Stage Master recherche en écologie • Clôture des candidatures : 15 décembre 2017.

Contexte du stage

La sélection d’un habitat de nidification spécifique assure vraisemblablement une perspective plus sûre pour la reproduction et la survie d’une espèce, qu’un choix aléatoire. Les oeufs doivent être placés dans un environnement adapté leur permettant de se développer dans les meilleures conditions afin d’assurer l’éclosion de poussins viables (Hansell, 2000). La vulnérabilité et les exigences particulières de l’oeuf ont amené les oiseaux, au cours de l’évolution, à construire des nids spécifiques, menant ainsi à la configuration des nids actuels. A leur naissance, les poussins sont nus et sans défense, ce qui implique que leur nid soit situé dans une zone hors de portée des prédateurs et protégée des phénomènes météorologiques.
Le type de nid requis dépend à minima de multiples variables tels que le niveau de dépendance de la progéniture, le niveau de sécurité par rapport aux prédateurs, la protection contre les éléments météorologiques, la sélection du partenaire, mais également l’emplacement sélectionné pour la création du nid. Concernant ce dernier, l’emplacement du nid sur un arbre, l’essence d’arbre utilisée, le diamètre des branches, la densité du feuillage, la morphologie de l’arbre, sont autant de variables qui pourraient jouer un rôle déterminant dans le succès reproducteur. De toute évidence, un nid construit sur une branche épaisse est plus sûr et plus résistant au vent, mais une plus grande branche augmente la possibilité d’accès au nid pour un prédateur.
Selon Hutto (1985), la sélection de l’habitat est un processus hiérarchique impliquant une série de décisions comportementales innées et acquises par un animal sur l’habitat, qu’il utiliserait à différentes échelles de l’environnement. (Hilden 1965) a montré que les déterminants de la sélection de l’habitat se distinguent entre les facteurs ultimes et les facteurs immédiats. La survie d’une espèce et le succès reproducteur sont régis par des facteurs ultimes qui influencent une espèce à choisir un habitat. La capacité de survie est régie par les facteurs ultimes tels que la disponibilité alimentaire, l’abri ou le nid, et l’évitement des prédateurs (Litvaitis et al., 1996), tandis que les facteurs immédiats (ex : la composition et couverture végétale, type d’essence, etc.) agissent comme des stimuli utilisés par un animal pour déterminer l’habitat désiré. Les facteurs immédiats auraient donc un impact sur les images de recherche spécifiques que les oiseaux utilisent pour sélectionner leur habitat (James, 1971).

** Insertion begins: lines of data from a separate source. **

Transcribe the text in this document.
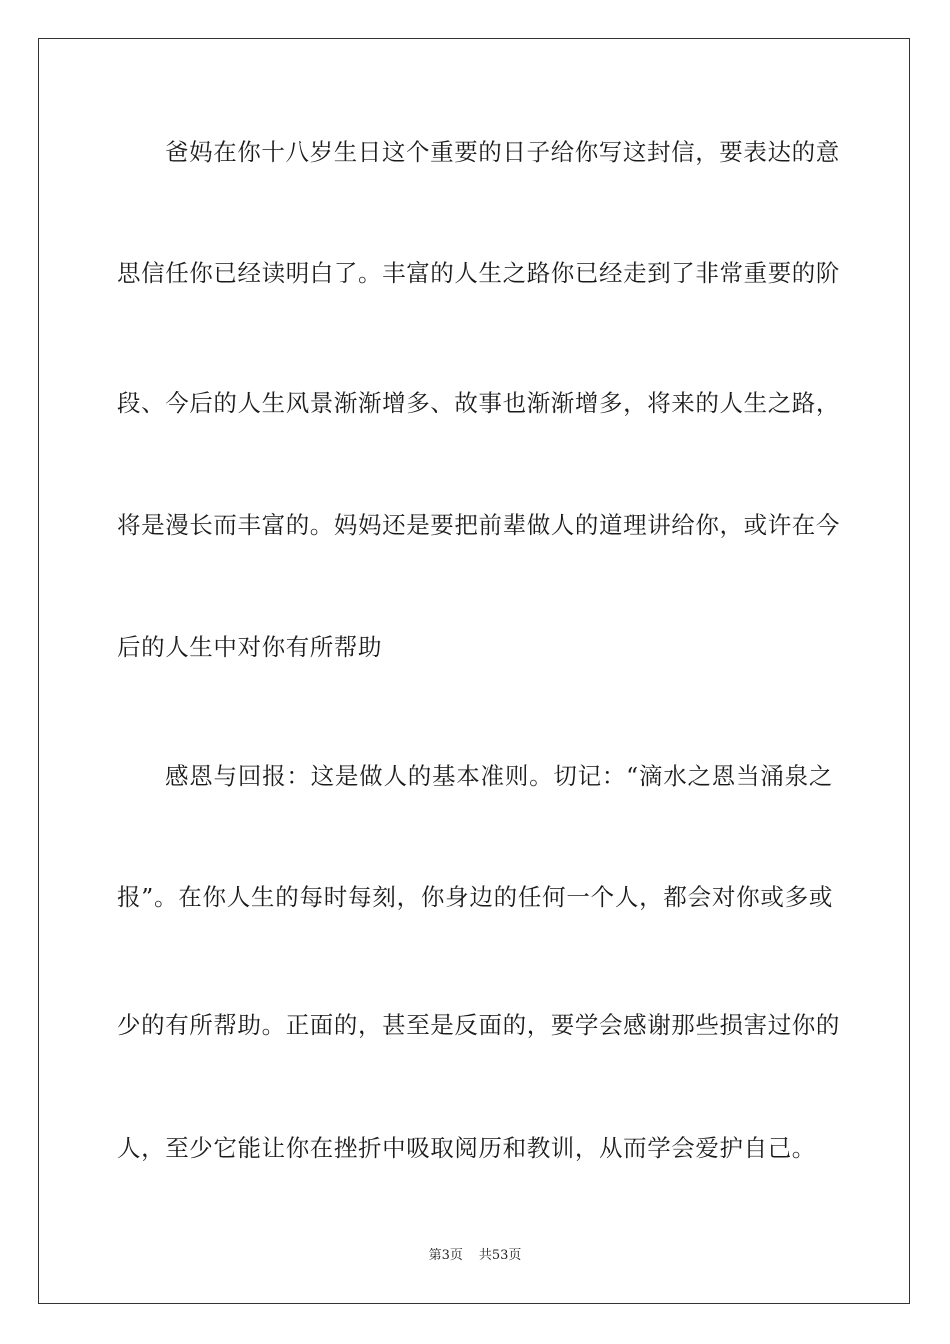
爸妈在你十八岁生日这个重要的日子给你写这封信，要表达的意
思信任你已经读明白了。丰富的人生之路你已经走到了非常重要的阶
段、今后的人生风景渐渐增多、故事也渐渐增多，将来的人生之路，
将是漫长而丰富的。妈妈还是要把前辈做人的道理讲给你，或许在今
后的人生中对你有所帮助
感恩与回报：这是做人的基本准则。切记：“滴水之恩当涌泉之
报”。在你人生的每时每刻，你身边的任何一个人，都会对你或多或
少的有所帮助。正面的，甚至是反面的，要学会感谢那些损害过你的
人，至少它能让你在挫折中吸取阅历和教训，从而学会爱护自己。
第3页 共53页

Keane et Morrison (1994) ont souligné la nécessité de mener des études sur l’habitat à de multiples échelles spatiales, allant du micro-habitat (caractéristiques de l’habitat à fine échelle) au macro-habitat (caractéristiques de l’habitat à l’échelle du paysage).
Au cours des dernières décennies, les études menées par les biologistes ont porté principalement sur les habitats des oiseaux paléarctiques à l’échelle du paysage (domaine vital, sélection de l’habitat, disponibilité alimentaire, etc.), mais rarement à l’échelle du micro-habitat (arbre de nidification et/ou le nid) et du macro-habitat (structure du peuplement forestier à proximité du nid). Cependant, une analyse multi-échelle de l’habitat peut offrir une vision plus réaliste de l’image de recherche et du niveau de sélection de l’habitat de nidification par une espèce forestière telle que la Cigogne noire Ciconia nigra.

La Cigogne noire est une espèce migratrice paléarctique dont la population européenne a subi une diminution drastique au 19ème siècle, dû principalement à l’altération des peuplements forestiers (Bobek et al. 2003). Les nids actuellement connus sur le territoire, sont installés à 80% sur des chênes et à 20% sur des hêtres ou des pins (Denis et Brossault, 2016), avec une durée d’occupation qui en général n’excède pas 4 ans (Godreau et al. 2016).
Si cette espèce bénéficie d’un suivi des populations (baguage des poussins au nid) et des habitats utilisés (suivi satellitaire) au niveau européen durant la période nuptiale, aucune étude sur l’habitat fin de nidification n’a été réalisée jusqu’à présent sur le continent.
Or, la connaissance des habitats de reproduction, et plus particulièrement de nidification, est devenue ces dernières décennies un enjeu de conservation important en Europe.

Objectif de l’étude sur la nidification de la Cigogne noire

Notre étude vise à quantifier les préférences de l’habitat de nidification de la Cigogne noire et, par conséquent, identifier

  1. les éléments représentant les facteurs immédiats de cette espèce,
  2. le niveau d’habitats auquel l’image de recherche fonctionne.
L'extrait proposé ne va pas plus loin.